Author: Virginia Pollock
This curious textile was manufactured in the 1870s by American Print Works which was located in Fall River, Massachusetts. Featuring a motif of a figure taking flight on the back of an eagle, the intended destination of the traveler is revealed with the repeated phrase “TO PHILADELPHIA.”
In 1876, many individuals were flocking “to Philadelphia” for the Centennial International Exposition. The fair was held for six months, welcoming over 10 million visitors at newly constructed sites in the city’s Fairmount Park area.[1] To celebrate the centennial of the founding of the United States, the nation would return to the city where it all began in 1776 with the signing of the Declaration of Independence. An event guidebook boasted that this “Exhibition is the largest ever held,” with 150 temporary and permanent structures created to display machinery, horticultural specimens, and works of art.[2]

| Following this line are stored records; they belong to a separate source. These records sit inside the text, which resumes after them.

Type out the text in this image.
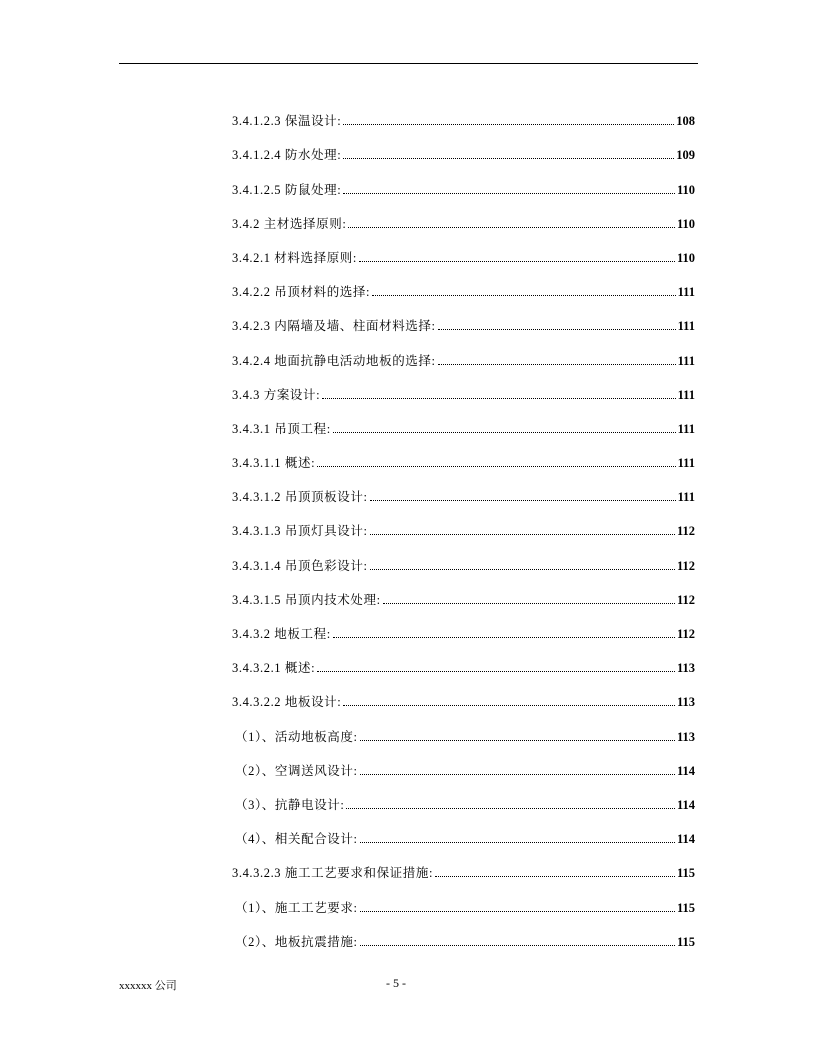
3.4.1.2.3 保温设计:	108
3.4.1.2.4 防水处理:	109
3.4.1.2.5 防鼠处理:	110
3.4.2 主材选择原则:	110
3.4.2.1 材料选择原则:	110
3.4.2.2 吊顶材料的选择:	111
3.4.2.3 内隔墙及墙、柱面材料选择:	111
3.4.2.4 地面抗静电活动地板的选择:	111
3.4.3 方案设计:	111
3.4.3.1 吊顶工程:	111
3.4.3.1.1 概述:	111
3.4.3.1.2 吊顶顶板设计:	111
3.4.3.1.3 吊顶灯具设计:	112
3.4.3.1.4 吊顶色彩设计:	112
3.4.3.1.5 吊顶内技术处理:	112
3.4.3.2 地板工程:	112
3.4.3.2.1 概述:	113
3.4.3.2.2 地板设计:	113
（1）、活动地板高度:	113
（2）、空调送风设计:	114
（3）、抗静电设计:	114
（4）、相关配合设计:	114
3.4.3.2.3 施工工艺要求和保证措施:	115
（1）、施工工艺要求:	115
（2）、地板抗震措施:	115
xxxxxx 公司	- 5 -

One of the main goals of the Centennial was to distribute ideas about the past, present, and future of the United States. The past was celebrated in part of the exhibit that glorified the events of the last one hundred years while recognizing that it had been a little over a decade since the country was torn apart by the bloodshed of the Civil War. Linking this historical account with the future, the items on view at the exhibit foretold of new technological developments and changing decorative trends. A major focus on different types of industrial art included exhibiting the latest styles of fans, lace, stained glass, tapestries, carpets, and fabric samples, among other items.[3] The publication Masterpieces of the Centennial International Exhibition took a look back at the development of the nation and stated:
One of the most interesting and instructive features of the Exhibition is the evidence it affords of how our young republic, in its one hundred years of existence, has thrown off the simplicity of living necessary in its early days when existence was a long struggle with poverty, and with increasing wealth and prosperity is gathering to itself the most costly and elegant appliances for making life not only comfortable, but luxurious, which money can buy. In every quarter of the world the invention of the artist and sculptor and artisan is taxed to supply the demand which wealth and culture make upon every branch of manufacture to give us the best that can be produced.[4]
The proliferation of Centennial souvenirs was created thanks to new technologies that allowed for greater amounts of goods to be manufactured, fulfilling the needs of the large number of visitors who sought to remember the experience. One such object in the Cooper Hewitt Collection is a commemorative handkerchief printed with images of Memorial, Agricultural, Horticultural, and Machinery Halls, along with the Main Exhibition Building. There is also a kit that could be cut out and assembled to reproduce a scale model of Horticultural Hall, complete with tiny visitors to view the architectural and natural wonders. For people living in the 1870s, these souvenirs preserved the memories that were linked to the event. For modern audiences, these items allow us to glimpse an incarnation of Philadelphia that is no longer in existence since most of the Centennial buildings have been lost to time.
Virginia Pollock is a Curatorial Fellow in the Textiles department at Cooper Hewitt, Smithsonian Design Museum, and a first-year graduate student in the History of Design and Curatorial Studies program offered jointly by Cooper Hewitt and Parsons School of Design.
Sources
[1] Bruno Giberti, Designing the Centennial: A History of the 1876 International Exhibition in Philadelphia (Lexington: University Press of Kentucky, 2002), 210.
[2] The Centennial Exposition guide: Fairmount Park, with map and complete descriptions of all the buildings, what to see, where to go (Philadelphia: Hamlin & Lawrence, 1876), 1.
[3] The Masterpieces of the Centennial International Exhibition Illustrated, Volume II: Industrial Art (Philadelphia: Gebbie & Barrie, 1876), v-x.
[4] Ibid., 59.
One thought on “Away to the Centennial We Go”
Susan Goodwin on January 18, 2019 at 5:42 pm
I particularly enjoyed this post. The quote from “Masterpieces of the Centennial…” I found to be very interesting. Thank you.